Hoje, o efetivo de controladores militares no Brasil é de cerca de 3.100. A meta para 2016 é de 3.420 controladores. As cargas de trabalho são estabelecidas de acordo com a legislação, baseada em parâmetros internacionais da ICAO, em, no máximo, 168 horas por mês. Esse tempo inclui o período de descanso no próprio órgão de controle, que são pausas entre as horas de efetivo controle. Um controlador passa, no máximo, duas horas seguidas diante da console e após esse tempo ele vai para uma área de recreação ou repouso de forma a oferecer as melhores condições de trabalho para esses profissionais.

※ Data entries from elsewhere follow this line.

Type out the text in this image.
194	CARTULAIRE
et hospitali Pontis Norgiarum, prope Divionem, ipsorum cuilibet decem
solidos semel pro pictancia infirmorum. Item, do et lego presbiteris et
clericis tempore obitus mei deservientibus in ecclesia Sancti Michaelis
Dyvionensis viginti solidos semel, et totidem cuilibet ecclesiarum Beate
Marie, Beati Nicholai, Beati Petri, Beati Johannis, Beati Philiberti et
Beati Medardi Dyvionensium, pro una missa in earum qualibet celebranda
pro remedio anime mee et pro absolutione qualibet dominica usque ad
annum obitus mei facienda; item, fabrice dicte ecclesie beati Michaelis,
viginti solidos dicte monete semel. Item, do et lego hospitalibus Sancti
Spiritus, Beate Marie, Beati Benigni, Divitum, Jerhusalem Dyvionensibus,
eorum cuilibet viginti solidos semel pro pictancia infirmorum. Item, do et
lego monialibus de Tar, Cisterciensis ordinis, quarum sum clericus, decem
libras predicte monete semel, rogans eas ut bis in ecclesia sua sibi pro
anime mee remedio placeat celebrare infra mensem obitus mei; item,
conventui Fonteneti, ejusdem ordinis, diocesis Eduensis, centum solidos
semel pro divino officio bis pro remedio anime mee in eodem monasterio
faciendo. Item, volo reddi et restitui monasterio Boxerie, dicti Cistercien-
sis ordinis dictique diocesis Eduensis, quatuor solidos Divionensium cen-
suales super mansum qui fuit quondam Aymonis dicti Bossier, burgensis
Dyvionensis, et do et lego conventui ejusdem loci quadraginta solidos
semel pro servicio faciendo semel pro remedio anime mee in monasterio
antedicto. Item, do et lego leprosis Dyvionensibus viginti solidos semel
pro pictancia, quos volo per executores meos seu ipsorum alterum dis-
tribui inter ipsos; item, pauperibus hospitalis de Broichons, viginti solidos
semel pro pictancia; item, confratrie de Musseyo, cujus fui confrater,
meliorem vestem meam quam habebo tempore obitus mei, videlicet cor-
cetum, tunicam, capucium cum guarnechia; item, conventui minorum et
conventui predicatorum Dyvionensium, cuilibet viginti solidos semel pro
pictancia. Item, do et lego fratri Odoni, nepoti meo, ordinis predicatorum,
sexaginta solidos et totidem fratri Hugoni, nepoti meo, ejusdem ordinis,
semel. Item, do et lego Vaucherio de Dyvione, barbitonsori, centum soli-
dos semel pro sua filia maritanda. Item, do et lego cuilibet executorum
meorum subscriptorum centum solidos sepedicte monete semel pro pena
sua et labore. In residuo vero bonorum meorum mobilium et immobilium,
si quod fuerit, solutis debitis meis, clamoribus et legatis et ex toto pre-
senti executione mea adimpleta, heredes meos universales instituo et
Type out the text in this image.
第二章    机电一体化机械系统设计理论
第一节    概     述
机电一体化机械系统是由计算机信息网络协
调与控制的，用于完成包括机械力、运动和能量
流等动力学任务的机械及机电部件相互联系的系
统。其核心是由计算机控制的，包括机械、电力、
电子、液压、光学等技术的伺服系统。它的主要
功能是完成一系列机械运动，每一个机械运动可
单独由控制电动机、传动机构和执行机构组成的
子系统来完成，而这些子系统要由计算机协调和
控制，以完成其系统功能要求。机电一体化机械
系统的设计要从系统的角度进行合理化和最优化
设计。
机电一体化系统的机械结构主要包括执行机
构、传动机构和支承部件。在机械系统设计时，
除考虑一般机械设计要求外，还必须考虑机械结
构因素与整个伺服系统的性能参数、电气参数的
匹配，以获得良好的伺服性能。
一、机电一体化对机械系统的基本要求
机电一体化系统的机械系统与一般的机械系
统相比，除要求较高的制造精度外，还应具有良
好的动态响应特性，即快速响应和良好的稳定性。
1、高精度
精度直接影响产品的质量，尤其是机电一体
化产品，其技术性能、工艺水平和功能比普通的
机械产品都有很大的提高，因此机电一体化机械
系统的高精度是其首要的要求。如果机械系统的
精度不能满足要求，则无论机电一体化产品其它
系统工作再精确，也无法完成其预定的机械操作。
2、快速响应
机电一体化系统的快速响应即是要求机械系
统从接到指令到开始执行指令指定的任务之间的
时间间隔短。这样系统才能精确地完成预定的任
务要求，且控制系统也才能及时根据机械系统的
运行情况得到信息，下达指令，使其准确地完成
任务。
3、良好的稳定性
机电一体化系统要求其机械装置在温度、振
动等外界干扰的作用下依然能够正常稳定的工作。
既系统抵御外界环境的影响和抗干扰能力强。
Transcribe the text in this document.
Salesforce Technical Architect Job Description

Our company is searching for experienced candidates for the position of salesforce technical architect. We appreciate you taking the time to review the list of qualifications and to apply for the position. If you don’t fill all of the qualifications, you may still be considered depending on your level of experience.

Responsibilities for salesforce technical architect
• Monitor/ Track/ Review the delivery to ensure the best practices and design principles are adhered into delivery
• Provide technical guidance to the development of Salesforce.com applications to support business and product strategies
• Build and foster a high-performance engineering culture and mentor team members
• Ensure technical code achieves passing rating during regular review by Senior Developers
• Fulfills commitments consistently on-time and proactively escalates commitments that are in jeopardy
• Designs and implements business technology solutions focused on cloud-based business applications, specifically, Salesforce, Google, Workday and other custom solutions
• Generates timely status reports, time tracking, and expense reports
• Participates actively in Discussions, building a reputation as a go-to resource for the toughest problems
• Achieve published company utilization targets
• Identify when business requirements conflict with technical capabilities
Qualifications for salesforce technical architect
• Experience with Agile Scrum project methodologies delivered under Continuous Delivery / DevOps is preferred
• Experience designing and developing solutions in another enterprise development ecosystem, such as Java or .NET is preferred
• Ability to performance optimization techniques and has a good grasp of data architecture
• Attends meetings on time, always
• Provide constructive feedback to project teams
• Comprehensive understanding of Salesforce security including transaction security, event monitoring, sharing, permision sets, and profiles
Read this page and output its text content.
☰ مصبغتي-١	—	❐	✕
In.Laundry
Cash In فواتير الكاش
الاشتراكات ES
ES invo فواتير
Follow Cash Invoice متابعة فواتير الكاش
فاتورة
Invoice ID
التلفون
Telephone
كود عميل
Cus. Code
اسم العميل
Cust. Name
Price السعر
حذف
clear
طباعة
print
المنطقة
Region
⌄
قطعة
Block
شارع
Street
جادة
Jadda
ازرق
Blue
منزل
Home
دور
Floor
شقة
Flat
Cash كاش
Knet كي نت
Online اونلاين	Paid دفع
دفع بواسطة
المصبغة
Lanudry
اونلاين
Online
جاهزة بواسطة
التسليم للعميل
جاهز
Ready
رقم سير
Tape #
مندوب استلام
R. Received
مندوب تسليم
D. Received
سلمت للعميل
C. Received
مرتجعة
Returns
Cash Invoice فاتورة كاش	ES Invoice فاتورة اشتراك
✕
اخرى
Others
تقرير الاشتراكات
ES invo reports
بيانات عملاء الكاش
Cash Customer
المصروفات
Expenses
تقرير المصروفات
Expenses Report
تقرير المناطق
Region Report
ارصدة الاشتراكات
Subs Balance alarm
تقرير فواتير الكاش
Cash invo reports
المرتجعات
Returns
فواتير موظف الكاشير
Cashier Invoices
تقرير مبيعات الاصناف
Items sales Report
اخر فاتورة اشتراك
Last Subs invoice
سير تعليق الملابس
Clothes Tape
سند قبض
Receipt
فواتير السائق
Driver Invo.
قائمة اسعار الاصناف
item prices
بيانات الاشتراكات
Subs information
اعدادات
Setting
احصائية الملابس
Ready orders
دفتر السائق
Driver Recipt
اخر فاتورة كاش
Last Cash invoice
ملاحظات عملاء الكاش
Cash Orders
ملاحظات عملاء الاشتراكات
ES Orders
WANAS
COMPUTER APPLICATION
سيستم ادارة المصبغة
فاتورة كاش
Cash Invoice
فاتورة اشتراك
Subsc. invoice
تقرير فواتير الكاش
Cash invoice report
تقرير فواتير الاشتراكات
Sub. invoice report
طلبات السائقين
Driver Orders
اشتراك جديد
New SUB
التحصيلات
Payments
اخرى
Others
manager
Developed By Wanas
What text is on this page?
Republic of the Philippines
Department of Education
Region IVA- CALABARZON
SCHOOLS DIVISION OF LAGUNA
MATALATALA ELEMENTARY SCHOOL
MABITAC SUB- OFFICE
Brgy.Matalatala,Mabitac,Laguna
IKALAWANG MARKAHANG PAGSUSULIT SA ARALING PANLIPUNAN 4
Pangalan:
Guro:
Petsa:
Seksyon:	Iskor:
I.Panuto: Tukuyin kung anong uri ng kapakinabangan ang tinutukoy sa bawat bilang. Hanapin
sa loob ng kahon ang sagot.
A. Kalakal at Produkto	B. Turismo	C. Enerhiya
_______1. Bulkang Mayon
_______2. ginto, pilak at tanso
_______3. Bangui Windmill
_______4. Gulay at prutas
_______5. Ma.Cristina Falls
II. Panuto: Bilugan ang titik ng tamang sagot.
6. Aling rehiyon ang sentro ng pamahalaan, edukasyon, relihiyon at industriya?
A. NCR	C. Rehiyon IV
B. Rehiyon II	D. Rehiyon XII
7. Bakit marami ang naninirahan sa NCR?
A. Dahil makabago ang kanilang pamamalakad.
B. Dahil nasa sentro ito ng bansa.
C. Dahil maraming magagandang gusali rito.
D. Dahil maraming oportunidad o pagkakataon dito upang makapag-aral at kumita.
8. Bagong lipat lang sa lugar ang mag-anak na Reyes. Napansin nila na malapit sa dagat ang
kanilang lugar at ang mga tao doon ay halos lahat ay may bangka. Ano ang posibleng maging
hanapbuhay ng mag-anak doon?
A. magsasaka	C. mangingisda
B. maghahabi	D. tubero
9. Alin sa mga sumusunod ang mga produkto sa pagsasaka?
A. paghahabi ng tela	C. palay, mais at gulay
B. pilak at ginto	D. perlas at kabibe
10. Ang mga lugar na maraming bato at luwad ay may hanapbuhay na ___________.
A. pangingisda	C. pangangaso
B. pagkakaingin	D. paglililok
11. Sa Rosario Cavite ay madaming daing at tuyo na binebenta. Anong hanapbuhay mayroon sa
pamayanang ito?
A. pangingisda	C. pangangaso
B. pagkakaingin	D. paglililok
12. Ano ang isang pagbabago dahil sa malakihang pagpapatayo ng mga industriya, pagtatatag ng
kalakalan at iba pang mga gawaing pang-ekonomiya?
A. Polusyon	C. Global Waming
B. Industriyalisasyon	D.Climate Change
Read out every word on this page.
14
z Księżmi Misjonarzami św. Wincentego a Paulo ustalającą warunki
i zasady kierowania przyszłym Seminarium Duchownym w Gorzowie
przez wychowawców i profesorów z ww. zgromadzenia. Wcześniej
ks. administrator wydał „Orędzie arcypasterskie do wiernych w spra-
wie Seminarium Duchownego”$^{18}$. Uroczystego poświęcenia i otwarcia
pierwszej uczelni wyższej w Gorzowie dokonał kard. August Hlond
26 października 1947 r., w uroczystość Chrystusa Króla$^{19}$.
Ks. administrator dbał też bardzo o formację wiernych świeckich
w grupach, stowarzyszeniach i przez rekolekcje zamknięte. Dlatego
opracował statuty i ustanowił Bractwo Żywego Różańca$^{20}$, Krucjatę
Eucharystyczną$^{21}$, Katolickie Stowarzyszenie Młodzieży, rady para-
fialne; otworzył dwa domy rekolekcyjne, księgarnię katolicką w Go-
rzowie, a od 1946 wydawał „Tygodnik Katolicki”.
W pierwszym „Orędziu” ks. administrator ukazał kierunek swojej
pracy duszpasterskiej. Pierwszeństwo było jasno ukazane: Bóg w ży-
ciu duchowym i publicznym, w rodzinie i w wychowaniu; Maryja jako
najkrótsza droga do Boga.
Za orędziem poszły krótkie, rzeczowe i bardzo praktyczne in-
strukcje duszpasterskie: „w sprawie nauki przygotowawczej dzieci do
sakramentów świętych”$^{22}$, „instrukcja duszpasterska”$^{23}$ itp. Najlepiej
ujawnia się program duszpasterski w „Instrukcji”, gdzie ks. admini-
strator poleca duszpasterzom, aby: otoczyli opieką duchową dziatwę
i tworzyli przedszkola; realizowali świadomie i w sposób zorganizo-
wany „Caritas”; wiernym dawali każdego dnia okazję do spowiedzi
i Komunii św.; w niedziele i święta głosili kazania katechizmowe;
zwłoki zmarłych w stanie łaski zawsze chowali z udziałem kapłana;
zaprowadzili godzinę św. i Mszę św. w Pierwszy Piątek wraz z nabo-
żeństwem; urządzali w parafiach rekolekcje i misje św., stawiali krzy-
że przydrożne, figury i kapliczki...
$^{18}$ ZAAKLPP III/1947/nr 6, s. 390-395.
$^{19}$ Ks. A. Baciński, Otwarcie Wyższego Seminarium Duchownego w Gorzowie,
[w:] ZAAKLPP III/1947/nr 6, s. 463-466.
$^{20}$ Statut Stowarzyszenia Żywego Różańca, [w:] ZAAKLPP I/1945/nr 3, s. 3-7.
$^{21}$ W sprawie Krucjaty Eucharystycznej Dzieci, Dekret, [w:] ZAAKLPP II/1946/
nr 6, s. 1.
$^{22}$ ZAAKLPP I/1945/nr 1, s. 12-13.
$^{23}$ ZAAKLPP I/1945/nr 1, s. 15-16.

No caso do Primeiro Centro Integrado de Defesa Aérea e Controle de Tráfego Aéreo (CINDACTA I), em Brasília, a média de efetivo controle tem sido de 60% do tempo total de permanência no órgão. Em 2011, o tempo máximo total de permanência mensal no CINDACTA I, registrado por apenas um profissional, foi de 163 horas, o que representou 98 horas de efetivo controle em um mês. Todos os demais tiveram uma carga de trabalho inferior.

Quanto à cobertura radar na faixa de altitude utilizada pela aviação comercial, não há qualquer falha. Existem hoje 170 radares de controle do espaço aéreo no país, que estão em funcionamento nos Destacamentos de Controle do Espaço Aéreo (DTCEA), dispostos em todo o território nacional, com equipe técnica que trabalha no local para garantir o funcionamento do sistema e cumprir os serviços de manutenção programados.

Oportunamente, é necessário esclarecer ainda que apesar da reportagem se referir ao “Céu de Brasília”, na realidade, o CINDACTA I, a partir de Brasília (DF), mantêm o controle do tráfego aéreo em uma área de aproximadamente 1.500.000 Km², abrangendo áreas do Distrito Federal, Goiás, Espírito Santo, São Paulo, Tocantins, Minas Gerais e Rio de Janeiro. É uma região de dimensões equivalentes a três vezes a superfície da França ou mais de seis vezes a da Grã-Bretanha.